Diverging Fates - Travelling Circus People in Europe under National Socialism

Turcho Chukoev, a Bulgarian Roma circus musician, with family.
Turcho Chukoev, a Bulgarian Roma circus musician, with family. This photo is courtesy of the Ludmila Zhivkova family collection.
Project Partner
Department for Media Studies, University of Stockholm (SE) / Museum Europäischer Kulturen - Staatliche Museen zu Berlin (DE) / Gesellschaft der Circusfreunde e.V. (DE) / Rutgers University (USA) / The International Tracing Service (DE)

This two-year project, with an international team of researchers, examined the under-researched histories and divergent fates of circus owners, families, and performers under National Socialism in a comparative approach on a European level. It documented their lives, the discrimination, persecution and deaths of travelling circus people, and also their survival strategies.

The project's interactive webpage presents the research results and includes images and video clips of testimonies, other life stories and recordings of circus life from the 1930s and 1940s. Students are invited to read the short biographies on European circus people during WWII and to highlight which kind of security strategies minority groups developed to survive. By doing this within a precise chronology, they will have to take into account contexts, geographical area, identities, gender, family structures, life courses.

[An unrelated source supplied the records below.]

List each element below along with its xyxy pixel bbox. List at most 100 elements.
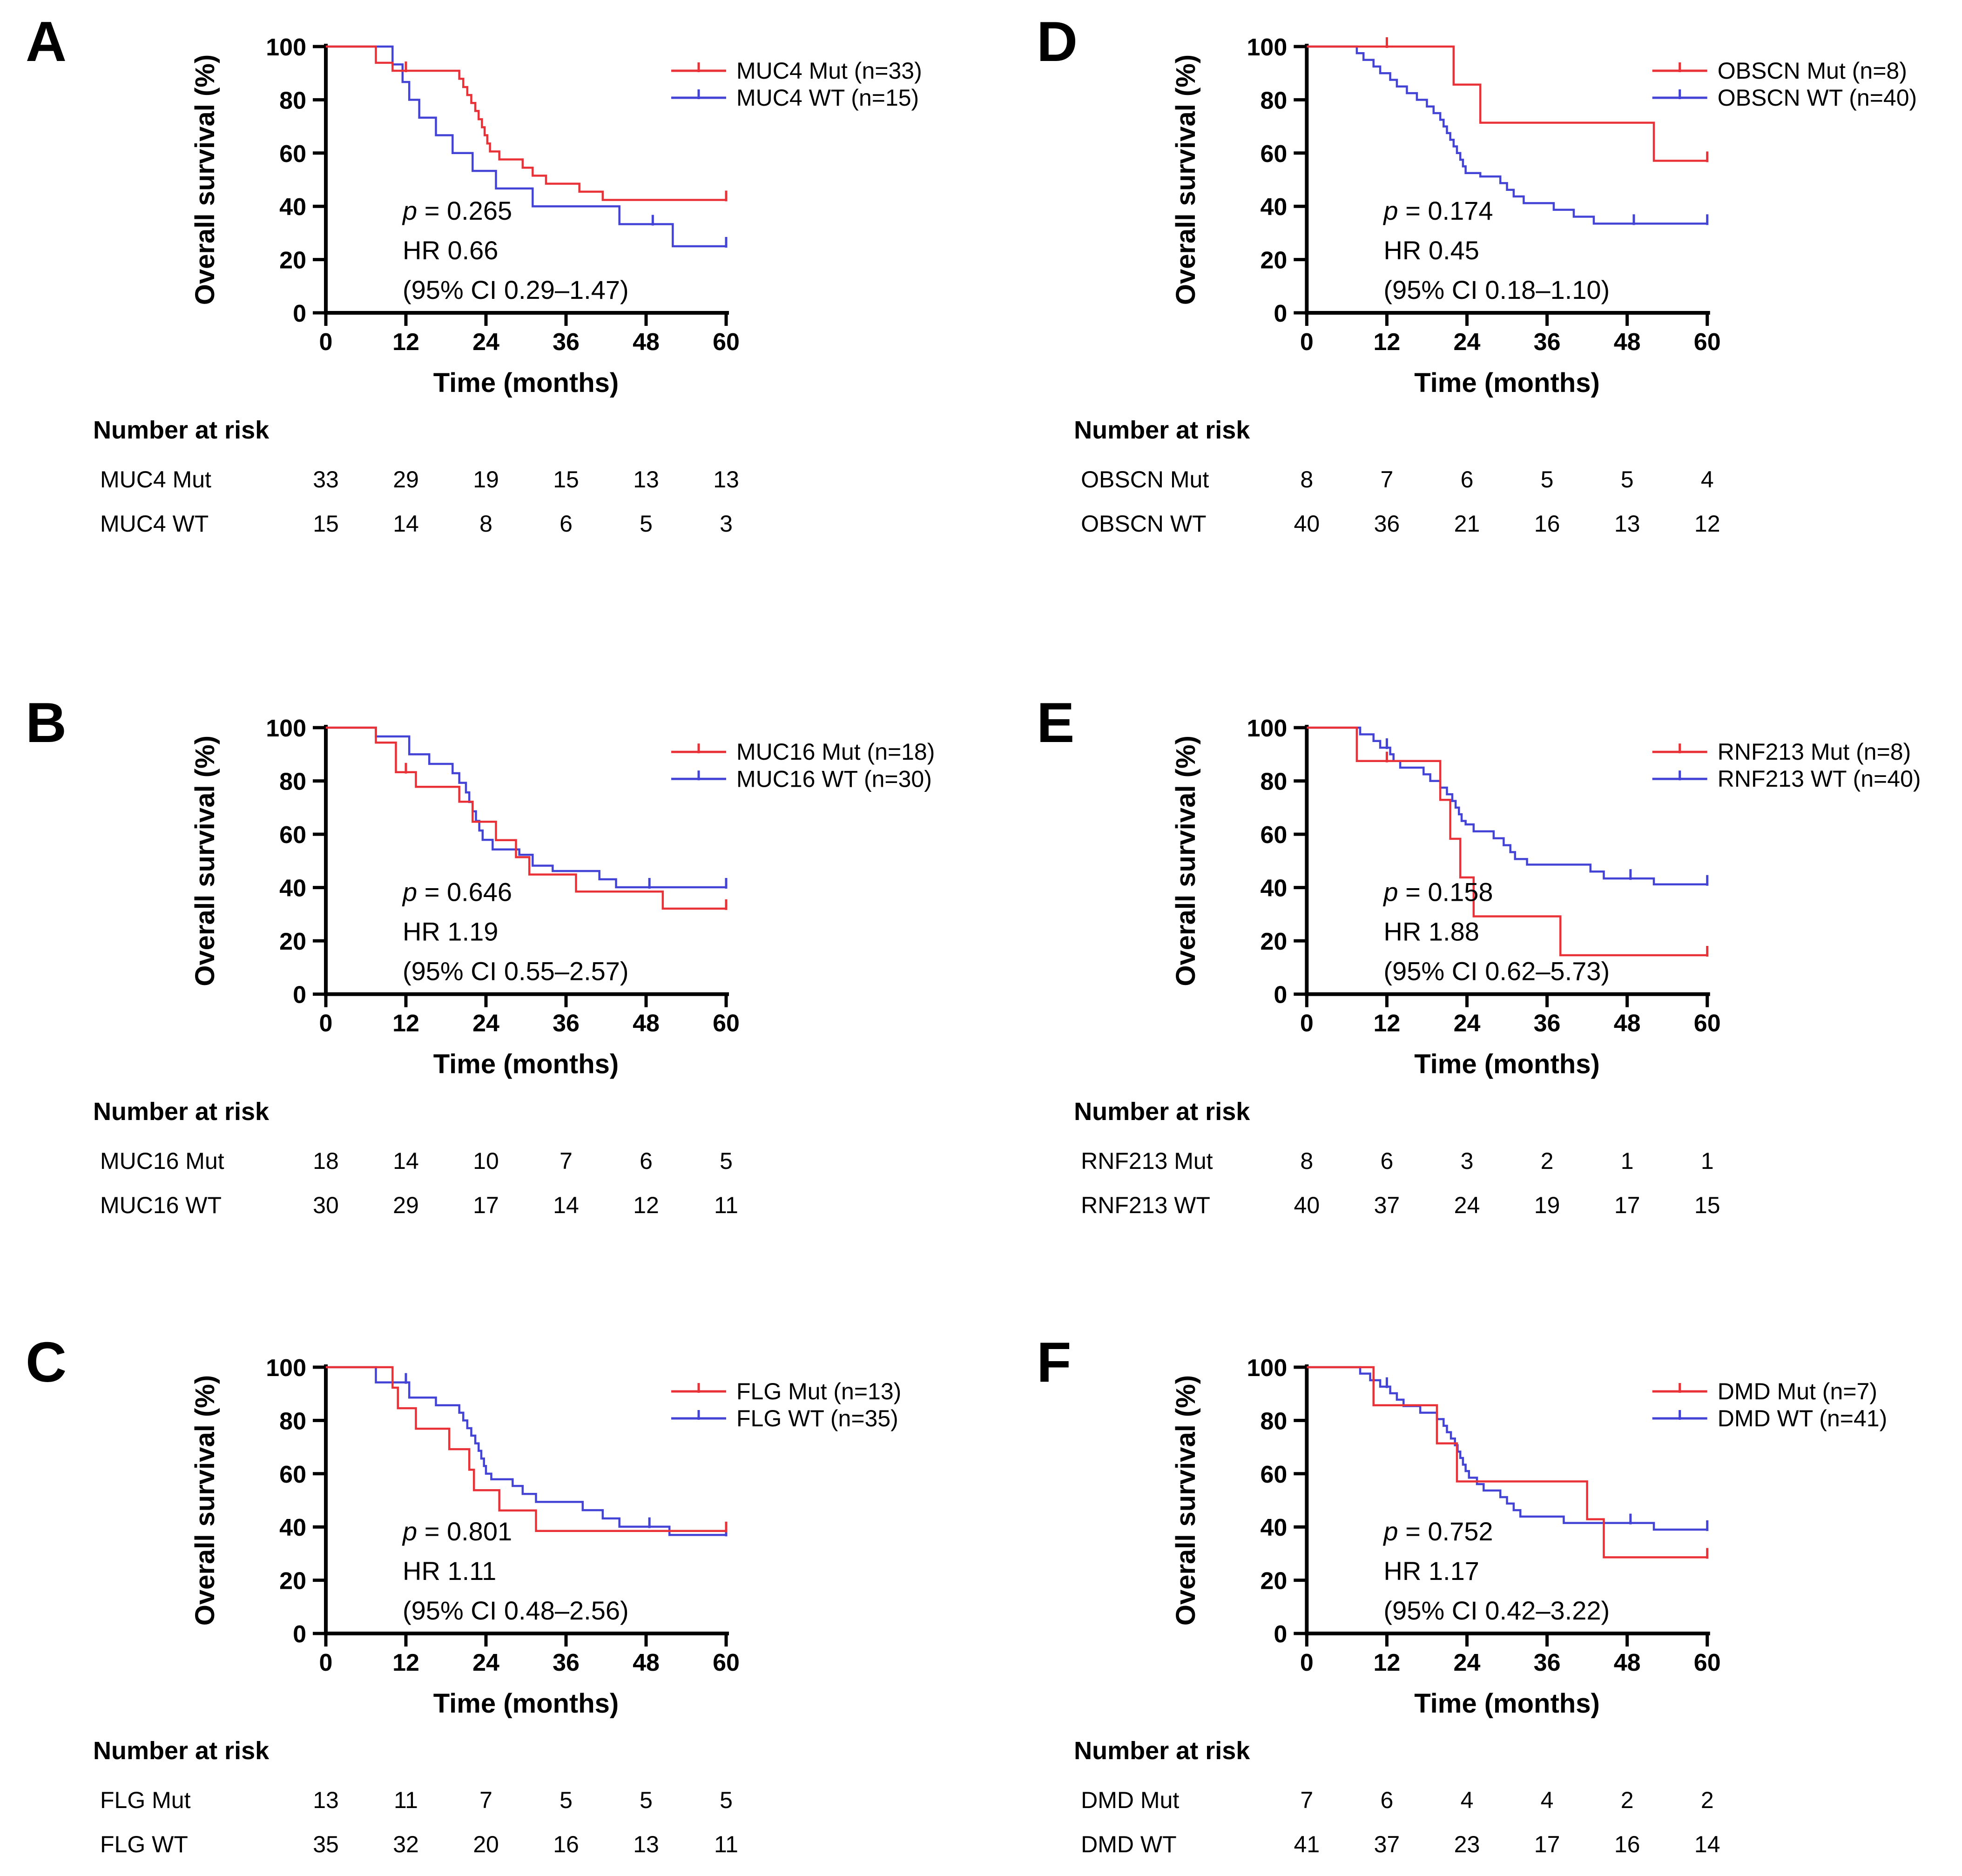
risk-row-label: OBSCN Mut xyxy=(1081,466,1209,493)
y-axis-title: Overall survival (%) xyxy=(190,1375,220,1626)
stats-p: p = 0.158 xyxy=(1382,877,1493,906)
risk-value: 15 xyxy=(1694,1192,1720,1218)
x-tick-label: 36 xyxy=(553,1010,580,1037)
y-tick-label: 0 xyxy=(293,300,306,327)
risk-value: 18 xyxy=(313,1148,339,1174)
x-tick-label: 0 xyxy=(1300,1010,1314,1037)
risk-value: 13 xyxy=(713,466,739,493)
y-tick-label: 20 xyxy=(1260,928,1287,955)
legend-label: OBSCN Mut (n=8) xyxy=(1718,58,1907,84)
y-tick-label: 80 xyxy=(1260,1408,1287,1435)
risk-value: 14 xyxy=(393,1148,419,1174)
risk-value: 15 xyxy=(313,511,339,537)
risk-table-header: Number at risk xyxy=(1074,1098,1250,1126)
panel-letter: E xyxy=(1037,691,1074,754)
y-tick-label: 20 xyxy=(279,928,306,955)
risk-value: 5 xyxy=(1541,466,1554,493)
y-axis-title: Overall survival (%) xyxy=(1171,1375,1201,1626)
risk-value: 11 xyxy=(714,1192,738,1218)
y-tick-label: 80 xyxy=(1260,87,1287,114)
risk-value: 29 xyxy=(393,1192,419,1218)
risk-value: 6 xyxy=(1461,466,1474,493)
y-tick-label: 80 xyxy=(279,1408,306,1435)
legend-label: DMD Mut (n=7) xyxy=(1718,1378,1877,1404)
risk-value: 1 xyxy=(1621,1148,1634,1174)
risk-value: 30 xyxy=(313,1192,339,1218)
risk-value: 12 xyxy=(1694,511,1720,537)
risk-value: 1 xyxy=(1701,1148,1714,1174)
risk-value: 24 xyxy=(1454,1192,1480,1218)
stats-ci: (95% CI 0.62–5.73) xyxy=(1383,957,1610,986)
x-tick-label: 36 xyxy=(553,329,580,356)
risk-value: 37 xyxy=(1374,1192,1400,1218)
km-panel-d: D 0 12 24 36 48 60 0 20 40 60 80 100 Time (months) Ov… xyxy=(981,0,1962,625)
risk-value: 17 xyxy=(1534,1831,1560,1857)
survival-curve-mut xyxy=(326,1366,726,1532)
y-axis-title: Overall survival (%) xyxy=(1171,54,1201,305)
risk-row-label: MUC4 WT xyxy=(100,511,209,537)
risk-row-label: DMD WT xyxy=(1081,1831,1177,1857)
km-panel-c: C 0 12 24 36 48 60 0 20 40 60 80 100 Time (months) Ov… xyxy=(0,1251,981,1876)
risk-row-label: MUC16 Mut xyxy=(100,1148,224,1174)
risk-value: 36 xyxy=(1374,511,1400,537)
risk-row-label: DMD Mut xyxy=(1081,1787,1179,1813)
survival-curve-mut xyxy=(326,726,726,910)
risk-value: 29 xyxy=(393,466,419,493)
y-tick-label: 40 xyxy=(1260,875,1287,902)
risk-value: 5 xyxy=(1621,466,1634,493)
x-tick-label: 0 xyxy=(319,1010,333,1037)
survival-curve-mut xyxy=(1307,45,1707,162)
risk-value: 6 xyxy=(1381,1787,1394,1813)
risk-row-label: MUC4 Mut xyxy=(100,466,211,493)
stats-ci: (95% CI 0.48–2.56) xyxy=(403,1596,629,1625)
x-tick-label: 36 xyxy=(553,1649,580,1676)
y-tick-label: 60 xyxy=(1260,1461,1287,1488)
y-tick-label: 20 xyxy=(279,1568,306,1595)
risk-value: 17 xyxy=(473,1192,499,1218)
x-tick-label: 36 xyxy=(1534,1010,1561,1037)
x-axis-title: Time (months) xyxy=(433,1688,619,1719)
risk-value: 12 xyxy=(633,1192,659,1218)
panel-letter: B xyxy=(26,691,67,754)
risk-value: 2 xyxy=(1621,1787,1634,1813)
y-tick-label: 60 xyxy=(279,822,306,849)
risk-row-label: RNF213 WT xyxy=(1081,1192,1210,1218)
risk-value: 13 xyxy=(633,466,659,493)
stats-hr: HR 1.11 xyxy=(403,1556,496,1586)
risk-value: 7 xyxy=(479,1787,492,1813)
risk-value: 2 xyxy=(1541,1148,1554,1174)
survival-curve-mut xyxy=(1307,726,1707,957)
y-axis-title: Overall survival (%) xyxy=(1171,736,1201,986)
x-tick-label: 60 xyxy=(1694,1010,1721,1037)
stats-p: p = 0.752 xyxy=(1382,1517,1493,1546)
risk-table-header: Number at risk xyxy=(93,416,270,444)
x-tick-label: 60 xyxy=(1694,1649,1721,1676)
risk-value: 7 xyxy=(560,1148,573,1174)
risk-value: 4 xyxy=(1541,1787,1554,1813)
y-tick-label: 20 xyxy=(279,247,306,274)
y-tick-label: 0 xyxy=(293,982,306,1009)
x-tick-label: 12 xyxy=(392,1010,419,1037)
risk-value: 15 xyxy=(553,466,579,493)
x-tick-label: 12 xyxy=(1373,1010,1400,1037)
risk-value: 32 xyxy=(393,1831,419,1857)
legend-label: MUC16 WT (n=30) xyxy=(736,766,932,792)
stats-ci: (95% CI 0.18–1.10) xyxy=(1383,275,1610,304)
y-axis-title: Overall survival (%) xyxy=(190,736,220,986)
risk-value: 7 xyxy=(1381,466,1394,493)
risk-row-label: FLG Mut xyxy=(100,1787,191,1813)
x-axis-title: Time (months) xyxy=(1414,1049,1600,1080)
risk-value: 3 xyxy=(1461,1148,1474,1174)
survival-curve-mut xyxy=(1307,1366,1707,1559)
y-tick-label: 100 xyxy=(266,34,306,61)
risk-value: 13 xyxy=(1614,511,1640,537)
x-tick-label: 12 xyxy=(1373,329,1400,356)
y-axis-title: Overall survival (%) xyxy=(190,54,220,305)
x-tick-label: 36 xyxy=(1534,329,1561,356)
y-tick-label: 80 xyxy=(279,87,306,114)
risk-value: 16 xyxy=(553,1831,579,1857)
risk-value: 4 xyxy=(1701,466,1714,493)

As mentioned on the website, "Life stories are a strong pedagogical tool to deepen a better understanding of Europe during the 1930’s and 1940’s, and to develop tolerance and empathy among young generation, and offer a new general understanding of marginalized communities’ security strategies."

Some of the life stories, as discussed on the website, are below:

Brothers Blumenfeld: The Fall of a Jewish Horse Circus Dynasty

The Blumenfeld Brothers Alex [real name Emanuel] (1885-1942), Alfons (1887-1942), and Arthur (1889-1951), as well as their eight further siblings came from a widespread German-Jewish travelling circus family. The three directors played a leading part in the program: Alfons with a liberty horse act, Arthur with two trained bulls, and Alex with a high school dressage on his famous horse “Puppchen” (Little Doll), which danced to operetta melodies.

Paula Busch: The Grande Dame of German Circus as Crisis Manager in Dark Times

As a prominent circus director, tireless crisis manager, and author of numerous novels, stage plays and circus pantomimes, Paula Busch occupies an outstanding place in German circus history. 

James Samuel Wonja Michael: From the Moroccan Tumbling Troupe to the French Foreign Legion

James Michael was born in Berlin in 1916. At the age of twelve, James Michael joined the Moroccan tumbling troupe “10 Abdullah Ben Mohamed Bonamannes”, where he received a training as an ‘Arabic’ acrobat on top of a human pyramid.


In cooperation with the European Circus Association, local circus associations and museums in various countries, the project was presented to a wider public.